Pair Corralation between National Australia and Agricultural Bank
Assuming the 90 days horizon National Australia Bank is expected to under-perform the Agricultural Bank. But the pink sheet apears to be less risky and, when comparing its historical volatility, National Australia Bank is 1.15 times less risky than Agricultural Bank. The pink sheet trades about -0.09 of its potential returns per unit of risk. The Agricultural Bank is currently generating about 0.06 of returns per unit of risk over similar time horizon. If you would invest 46.00 in Agricultural Bank on September 13, 2024 and sell it today you would earn a total of 4.00 from holding Agricultural Bank or generate 8.7% return on investment over 90 days.

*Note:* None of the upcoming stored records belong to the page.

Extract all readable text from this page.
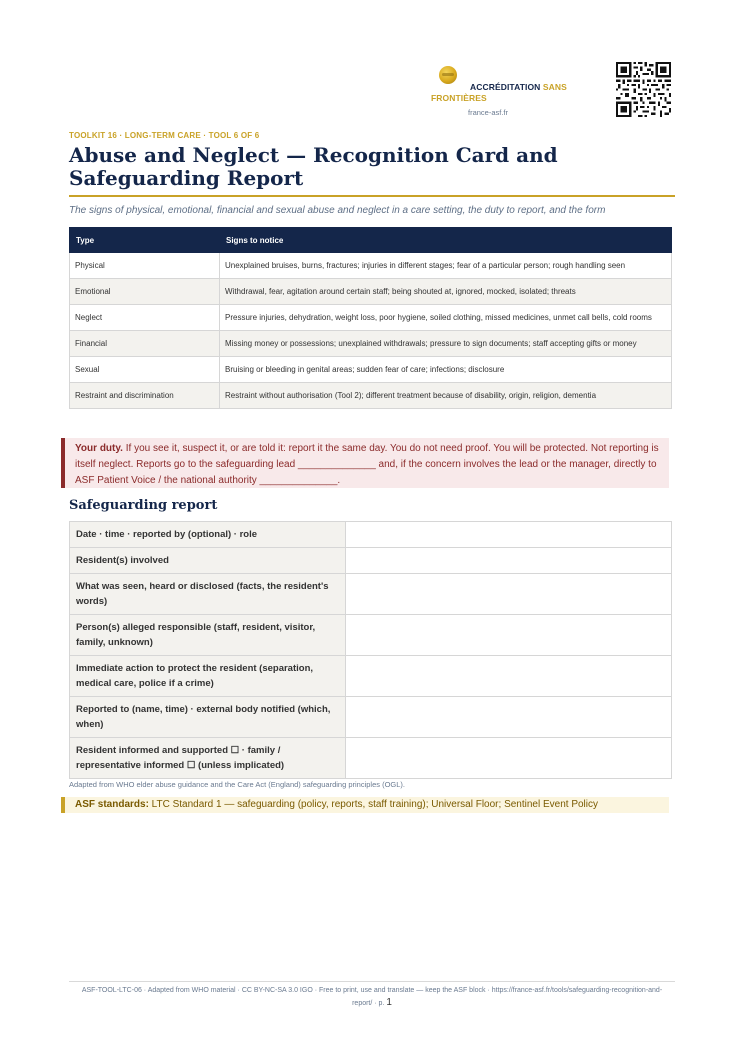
ACCRÉDITATION SANS
FRONTIÈRES
france-asf.fr
TOOLKIT 16 · LONG-TERM CARE · TOOL 6 OF 6
Abuse and Neglect — Recognition Card and Safeguarding Report
The signs of physical, emotional, financial and sexual abuse and neglect in a care setting, the duty to report, and the form
Type	Signs to notice
Physical	Unexplained bruises, burns, fractures; injuries in different stages; fear of a particular person; rough handling seen
Emotional	Withdrawal, fear, agitation around certain staff; being shouted at, ignored, mocked, isolated; threats
Neglect	Pressure injuries, dehydration, weight loss, poor hygiene, soiled clothing, missed medicines, unmet call bells, cold rooms
Financial	Missing money or possessions; unexplained withdrawals; pressure to sign documents; staff accepting gifts or money
Sexual	Bruising or bleeding in genital areas; sudden fear of care; infections; disclosure
Restraint and discrimination	Restraint without authorisation (Tool 2); different treatment because of disability, origin, religion, dementia
Your duty. If you see it, suspect it, or are told it: report it the same day. You do not need proof. You will be protected. Not reporting is itself neglect. Reports go to the safeguarding lead ______________ and, if the concern involves the lead or the manager, directly to ASF Patient Voice / the national authority ______________.
Safeguarding report
Date · time · reported by (optional) · role	
Resident(s) involved	
What was seen, heard or disclosed (facts, the resident's words)	
Person(s) alleged responsible (staff, resident, visitor, family, unknown)	
Immediate action to protect the resident (separation, medical care, police if a crime)	
Reported to (name, time) · external body notified (which, when)	
Resident informed and supported ☐ · family / representative informed ☐ (unless implicated)	
Adapted from WHO elder abuse guidance and the Care Act (England) safeguarding principles (OGL).
ASF standards: LTC Standard 1 — safeguarding (policy, reports, staff training); Universal Floor; Sentinel Event Policy
ASF-TOOL-LTC-06 · Adapted from WHO material · CC BY-NC-SA 3.0 IGO · Free to print, use and translate — keep the ASF block · https://france-asf.fr/tools/safeguarding-recognition-and-report/ · p. 1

Time Period | 3 Months [change] |
Direction | Moves Against |
Strength | Insignificant |
Accuracy | 96.83% |
Values | Daily Returns |
National Australia Bank vs. Agricultural Bank
Performance |
Timeline |
National Australia Bank |
Agricultural Bank |
National Australia and Agricultural Bank Volatility Contrast
Predicted Return Density |
Returns |
Pair Trading with National Australia and Agricultural Bank
The main advantage of trading using opposite National Australia and Agricultural Bank positions is that it hedges away some unsystematic risk. Because of two separate transactions, even if National Australia position performs unexpectedly, Agricultural Bank can make up some of the losses. Pair trading also minimizes risk from directional movements in the market. For example, if an entire industry or sector drops because of unexpected headlines, the short position in Agricultural Bank will offset losses from the drop in Agricultural Bank's long position.National Australia vs. National Australia Bank | National Australia vs. China Construction Bank | National Australia vs. Bank of America | National Australia vs. ANZ Group Holdings |
Agricultural Bank vs. China Construction Bank | Agricultural Bank vs. National Australia Bank | Agricultural Bank vs. Svenska Handelsbanken AB | Agricultural Bank vs. Bank of America |
Check out your portfolio center.Note that this page's information should be used as a complementary analysis to find the right mix of equity instruments to add to your existing portfolios or create a brand new portfolio. You can also try the Options Analysis module to analyze and evaluate options and option chains as a potential hedge for your portfolios.